粗削りながら日本映画の地力を感じさせる一本、映画『キャラクター』。
上映時間は125分と2時間超えながら、テンポの良さと演出のメリハリで中だるみをほとんど感じさせない。スピード感あふれる展開と、静けさの中に狂気が滲む空気が絶妙に同居し、独特の緊張感を最後まで維持してくれる。
多少強引な展開はある。夜中に勝手に人んちに入っていったり、描いた漫画がいくら大ヒットしたからといって、1〜2年(推定)で億ションの40階に住んでレクサスに乗るのは、さすがに時間の流れがおかしい。あとはありがちな警察の無能感。小栗旬が刺されるまでは良かったのだが、そこからは現実ではありえない無能力を発揮する。
住宅街で4人を一人で殺害して、なんの証拠もつかめないというのも無理がありすぎる。そのあと血だらけでFukase(SEKAI NO OWARI)演じる両角が自宅に帰ってくるが、普通なら目撃者や悲鳴の証言が出て当然だろう。また小栗旬を刺した辺見も血だらけで凶器の包丁を持ったまま街中を逃走する。それなりの繁華街でありながら目撃者もなく、エンディングになっても捕まらない。
そういう細かい荒さはいくつかあるが、まぁサスペンス映画ではよくあることなので流せる範囲ではある。
両角の自宅といえば、舞台美術はかなり漫画寄り。赤く塗られた部屋、壁一面にびっしりと張られた現場写真や新聞の切り抜き、漫画のページなどなど。連続殺人犯が漫画の出来事を現実で模倣するという構造上、雰囲気も漫画チックになるのだが、それもそのはず。調べてみたら原案・脚本を担当したのは長崎尚志氏。元編集者で漫画原作者としても活動している人物で、MASTERキートンやMONSTER、20世紀少年は多くの人が知っているだろう。だからこそ「漫画っぽい設定」「サスペンス漫画的な構造」がかなり強い作品になっている。劇中の"売れるダーク漫画"の描写や、キャラクター造形が漫画業界寄りのリアリティで作られているのも、こうした背景があってこそだ。
原作はある? 劇中漫画を手がけた"本物の漫画家"について
映画『キャラクター』に原作は存在するのか? かなり漫画寄りのストーリーなだけに「原作がありそう」と感じる人は多いだろう。
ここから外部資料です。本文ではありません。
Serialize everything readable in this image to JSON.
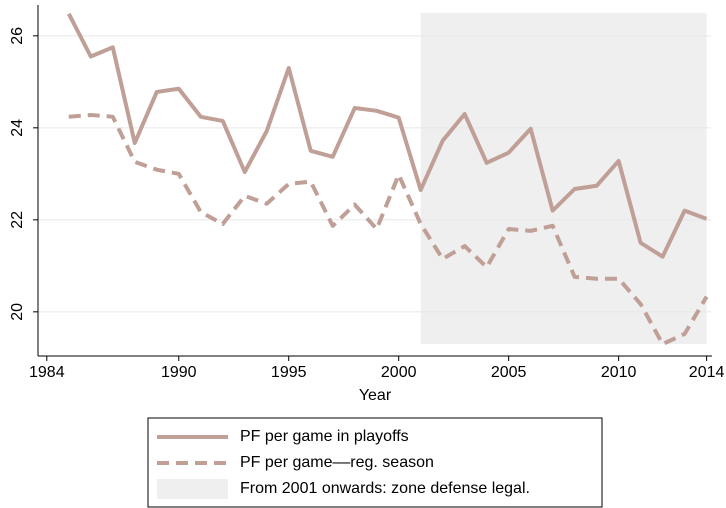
{
  "chart_data": {
    "type": "line",
    "x_label": "Year",
    "x": [
      1985,
      1986,
      1987,
      1988,
      1989,
      1990,
      1991,
      1992,
      1993,
      1994,
      1995,
      1996,
      1997,
      1998,
      1999,
      2000,
      2001,
      2002,
      2003,
      2004,
      2005,
      2006,
      2007,
      2008,
      2009,
      2010,
      2011,
      2012,
      2013,
      2014
    ],
    "series": [
      {
        "name": "PF per game in playoffs",
        "color": "#bf9f96",
        "line_style": "solid",
        "values": [
          26.48,
          25.55,
          25.75,
          23.67,
          24.78,
          24.85,
          24.24,
          24.15,
          23.04,
          23.93,
          25.3,
          23.5,
          23.37,
          24.43,
          24.37,
          24.22,
          22.65,
          23.72,
          24.3,
          23.24,
          23.46,
          23.98,
          22.2,
          22.67,
          22.74,
          23.28,
          21.5,
          21.2,
          22.2,
          22.02
        ]
      },
      {
        "name": "PF per game––reg. season",
        "color": "#bf9f96",
        "line_style": "dashed",
        "values": [
          24.24,
          24.28,
          24.24,
          23.26,
          23.09,
          23.0,
          22.17,
          21.91,
          22.52,
          22.35,
          22.78,
          22.83,
          21.87,
          22.33,
          21.8,
          22.98,
          21.91,
          21.15,
          21.43,
          20.97,
          21.8,
          21.76,
          21.87,
          20.76,
          20.72,
          20.72,
          20.17,
          19.3,
          19.52,
          20.33
        ]
      }
    ],
    "shaded_region": {
      "label": "From 2001 onwards: zone defense legal.",
      "x": [
        2001,
        2014
      ],
      "y": [
        19.3,
        26.5
      ],
      "color": "#efefef"
    },
    "xlim": [
      1983.6,
      2014.2
    ],
    "xticks": [
      1984,
      1990,
      1995,
      2000,
      2005,
      2010,
      2014
    ],
    "ylim": [
      19.04,
      26.67
    ],
    "yticks": [
      20,
      22,
      24,
      26
    ],
    "grid": true
  }
}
しかし演出も脚本も完全オリジナルであり、原作漫画や小説は存在しない。
ただし、長崎尚志が漫画の世界を知り尽くした書き手であることは、この映画の質感を語るうえで欠かせない。「漫画の文法」が全編に染み込んでいるからこそ、この作品はここまで独特の空気を持っているのだと思う。
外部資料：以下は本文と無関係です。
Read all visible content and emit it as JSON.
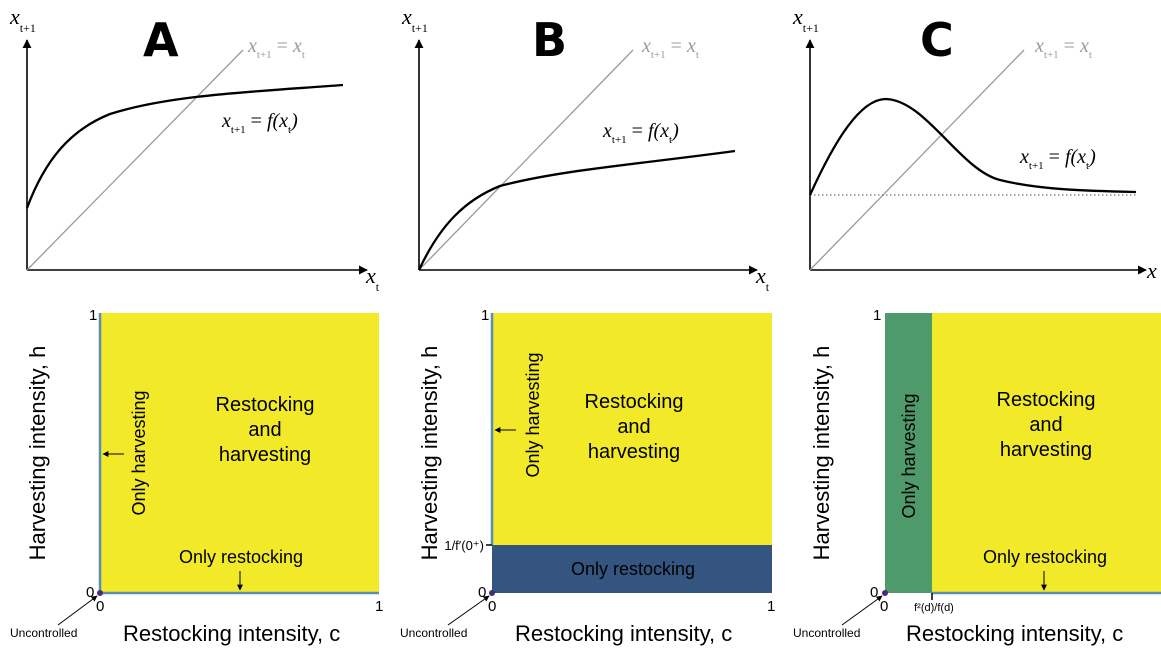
{
  "colors": {
    "yellow": "#f2e928",
    "blue": "#34557f",
    "green": "#4e9a6a",
    "axis": "#000000",
    "diag": "#9a9a9a",
    "edge": "#5a8fb0",
    "dot": "#4a2a7a"
  },
  "panels": [
    {
      "letter": "A",
      "top": {
        "y_axis_main": "x",
        "y_axis_sub": "t+1",
        "x_axis_main": "x",
        "x_axis_sub": "t",
        "diag_lhs": "x",
        "diag_lhs_sub": "t+1",
        "diag_eq": " = ",
        "diag_rhs": "x",
        "diag_rhs_sub": "t",
        "f_lhs": "x",
        "f_lhs_sub": "t+1",
        "f_eq": " = ",
        "f_fn": "f(x",
        "f_fn_sub": "t",
        "f_close": ")"
      },
      "bottom": {
        "y_axis_label": "Harvesting intensity, h",
        "x_axis_label": "Restocking intensity, c",
        "tick_y_top": "1",
        "tick_origin_y": "0",
        "tick_origin_x": "0",
        "tick_x_right": "1",
        "region_main_line1": "Restocking",
        "region_main_line2": "and",
        "region_main_line3": "harvesting",
        "only_harvesting": "Only harvesting",
        "only_restocking": "Only restocking",
        "uncontrolled": "Uncontrolled"
      }
    },
    {
      "letter": "B",
      "top": {
        "y_axis_main": "x",
        "y_axis_sub": "t+1",
        "x_axis_main": "x",
        "x_axis_sub": "t",
        "diag_lhs": "x",
        "diag_lhs_sub": "t+1",
        "diag_eq": " = ",
        "diag_rhs": "x",
        "diag_rhs_sub": "t",
        "f_lhs": "x",
        "f_lhs_sub": "t+1",
        "f_eq": " = ",
        "f_fn": "f(x",
        "f_fn_sub": "t",
        "f_close": ")"
      },
      "bottom": {
        "y_axis_label": "Harvesting intensity, h",
        "x_axis_label": "Restocking intensity, c",
        "tick_y_top": "1",
        "tick_origin_y": "0",
        "tick_origin_x": "0",
        "tick_x_right": "1",
        "tick_threshold": "1/f′(0⁺)",
        "region_main_line1": "Restocking",
        "region_main_line2": "and",
        "region_main_line3": "harvesting",
        "only_harvesting": "Only harvesting",
        "only_restocking": "Only restocking",
        "uncontrolled": "Uncontrolled"
      }
    },
    {
      "letter": "C",
      "top": {
        "y_axis_main": "x",
        "y_axis_sub": "t+1",
        "x_axis_main": "x",
        "x_axis_sub": "",
        "diag_lhs": "x",
        "diag_lhs_sub": "t+1",
        "diag_eq": " = ",
        "diag_rhs": "x",
        "diag_rhs_sub": "t",
        "f_lhs": "x",
        "f_lhs_sub": "t+1",
        "f_eq": " = ",
        "f_fn": "f(x",
        "f_fn_sub": "t",
        "f_close": ")"
      },
      "bottom": {
        "y_axis_label": "Harvesting intensity, h",
        "x_axis_label": "Restocking intensity, c",
        "tick_y_top": "1",
        "tick_origin_y": "0",
        "tick_origin_x": "0",
        "tick_threshold": "f²(d)/f(d)",
        "region_main_line1": "Restocking",
        "region_main_line2": "and",
        "region_main_line3": "harvesting",
        "only_harvesting": "Only harvesting",
        "only_restocking": "Only restocking",
        "uncontrolled": "Uncontrolled"
      }
    }
  ]
}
なお、作中に登場する漫画「34(さんじゅうし)」の作画を担当したのは本物の女流漫画家・江野スミ。私は存じ上げなかったが、繊細なタッチと重厚な表現が共存した画風は実に映画にマッチしており、画力の高さは一目見てわかるレベルだった。
代表作に『美少年ネス』『たびしカワラん!!』『亜獣譚』『アフターゴッド』がある。卓越した画力と鋭敏な心理描写により「鬼才」と評される。- 引用:江野スミ - Wikipedia -
Fukaseという"異物"——あの怪物が全部持っていった
本作『キャラクター』の最大の見どころ。それは両角を演じたFukase(SEKAI NO OWARI)以外にありえない。あの演技だけで、映画の出来栄えに関係なく★が1ランクアップする。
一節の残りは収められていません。